Cuento esto por un caso reciente. En los Sanfermines de 2008, un estudiante de medicina mató a una enfermera. Fue un crimen brutal con violación incluida. El criminal fue acusado de homicidio en vez de asesinato (había bebido mucho y llevaba 32 horas sin dormir, lo que se consideró un atenuante), y fue condenado a doce años y medio de prisión. Este mismo año, al cumplir las tres cuartas partes de la condena, el condenado ha recibido el tercer grado penitenciario, tal como permite nuestro reglamento penitenciario, y ha quedado en libertad. Como terminó la carrera en la cárcel, ahora ya es médico titulado. Hace pocas semanas, ese hombre trabajaba en una clínica privada de Madrid. Pero alguien lo localizó allí y puso el grito en el cielo. Al momento, las redes sociales se llenaron de mensajes de condena y empezaron a llover las críticas contra la clínica que lo había contratado. Los insultos y las amenazas de muerte llegaron a extenderse a los demás médicos que trabajaban en esa clínica y que probablemente no sabían nada de la vida pasada de su nuevo compañero de trabajo. La madre de la chica asesinada también manifestó su rabia y su desesperación. El director de la clínica pidió respeto porque el condenado había cumplido su condena y en España existe el principio constitucional de la reinserción. ¿No tenía derecho ese hombre, fuese lo que fuese lo que hubiera hecho en el pasado, a llevar una nueva vida y a trabajar normalmente? La madre de la chica asesinada tenía sus dudas. Muchas personas movilizadas en las redes sociales ni siquiera tenían dudas: lo condenaban por feminicida a tener que ocultarse de por vida y a no poder trabajar ni ver a nadie. A ocultar su nombre. A engañar y a mentir a todo el mundo. A esconderse. En definitiva, a llevar una vida de muerto viviente.
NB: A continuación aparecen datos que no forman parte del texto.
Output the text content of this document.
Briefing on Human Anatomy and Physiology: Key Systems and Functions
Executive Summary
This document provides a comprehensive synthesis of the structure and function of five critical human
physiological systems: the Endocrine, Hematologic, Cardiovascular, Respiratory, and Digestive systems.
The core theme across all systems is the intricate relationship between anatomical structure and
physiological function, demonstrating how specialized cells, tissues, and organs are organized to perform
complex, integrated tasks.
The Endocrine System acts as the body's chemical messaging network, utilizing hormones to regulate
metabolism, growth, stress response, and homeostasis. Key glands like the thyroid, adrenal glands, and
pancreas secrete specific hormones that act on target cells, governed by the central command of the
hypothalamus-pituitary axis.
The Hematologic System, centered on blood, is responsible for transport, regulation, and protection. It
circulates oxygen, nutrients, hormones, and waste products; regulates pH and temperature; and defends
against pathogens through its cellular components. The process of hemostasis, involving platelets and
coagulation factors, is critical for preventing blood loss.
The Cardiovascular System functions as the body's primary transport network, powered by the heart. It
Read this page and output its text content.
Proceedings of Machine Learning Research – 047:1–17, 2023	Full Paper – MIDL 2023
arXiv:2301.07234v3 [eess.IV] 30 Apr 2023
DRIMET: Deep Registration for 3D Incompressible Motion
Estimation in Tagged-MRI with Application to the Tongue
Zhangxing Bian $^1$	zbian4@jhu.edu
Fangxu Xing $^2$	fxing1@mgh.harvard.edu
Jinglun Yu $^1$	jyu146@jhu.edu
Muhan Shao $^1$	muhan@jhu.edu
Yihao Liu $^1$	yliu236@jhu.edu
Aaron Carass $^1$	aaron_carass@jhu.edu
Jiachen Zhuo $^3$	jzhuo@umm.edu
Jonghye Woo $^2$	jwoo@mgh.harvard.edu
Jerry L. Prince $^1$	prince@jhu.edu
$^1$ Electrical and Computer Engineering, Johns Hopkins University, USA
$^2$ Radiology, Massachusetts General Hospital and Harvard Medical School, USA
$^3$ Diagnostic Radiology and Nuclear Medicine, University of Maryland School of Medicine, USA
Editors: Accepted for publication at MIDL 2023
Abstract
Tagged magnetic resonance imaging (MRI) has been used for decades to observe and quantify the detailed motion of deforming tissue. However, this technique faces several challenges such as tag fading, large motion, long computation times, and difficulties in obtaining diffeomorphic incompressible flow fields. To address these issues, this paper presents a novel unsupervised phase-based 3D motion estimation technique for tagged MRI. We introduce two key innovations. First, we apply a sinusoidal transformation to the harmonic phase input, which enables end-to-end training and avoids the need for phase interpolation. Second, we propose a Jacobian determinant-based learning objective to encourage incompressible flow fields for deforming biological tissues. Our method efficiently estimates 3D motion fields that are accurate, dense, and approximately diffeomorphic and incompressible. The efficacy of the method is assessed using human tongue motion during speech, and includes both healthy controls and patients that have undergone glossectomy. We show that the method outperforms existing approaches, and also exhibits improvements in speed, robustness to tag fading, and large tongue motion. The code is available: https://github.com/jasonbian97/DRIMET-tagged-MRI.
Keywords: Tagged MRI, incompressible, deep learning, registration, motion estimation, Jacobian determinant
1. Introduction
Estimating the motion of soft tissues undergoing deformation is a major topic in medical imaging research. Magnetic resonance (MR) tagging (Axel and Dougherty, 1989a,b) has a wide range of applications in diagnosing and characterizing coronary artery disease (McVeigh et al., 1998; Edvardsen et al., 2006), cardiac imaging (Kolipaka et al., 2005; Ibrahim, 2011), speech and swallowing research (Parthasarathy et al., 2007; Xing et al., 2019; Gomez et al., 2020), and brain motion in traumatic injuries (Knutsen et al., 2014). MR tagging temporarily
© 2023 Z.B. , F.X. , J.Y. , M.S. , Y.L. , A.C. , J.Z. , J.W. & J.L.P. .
¿Qué hacemos entonces con esa persona? Hace quince años, antes de que las redes sociales coparan nuestras vidas, muy poca gente habría podido conocer la historia de ese hombre. Todo lo más, algunos de sus compañeros de trabajo, o algunos amigos y familiares. Ahora, en cambio, cualquiera de nosotros está expuesto a que se sepa cualquier cosa que hayamos hecho, y ese hecho -que puede ser cierto o no, inventado o verdadero- puede ser conocido de inmediato por millones de personas y determinar para siempre nuestra vida. Las leyes que tenemos están hechas para un mundo en el que exista un mínimo de pudor y de intimidad y de secreto. Y ese mundo ya no existe. ¿Qué hacemos entonces con las leyes que nos garantizan una nueva oportunidad, por muy monstruoso que sea lo que hemos hecho?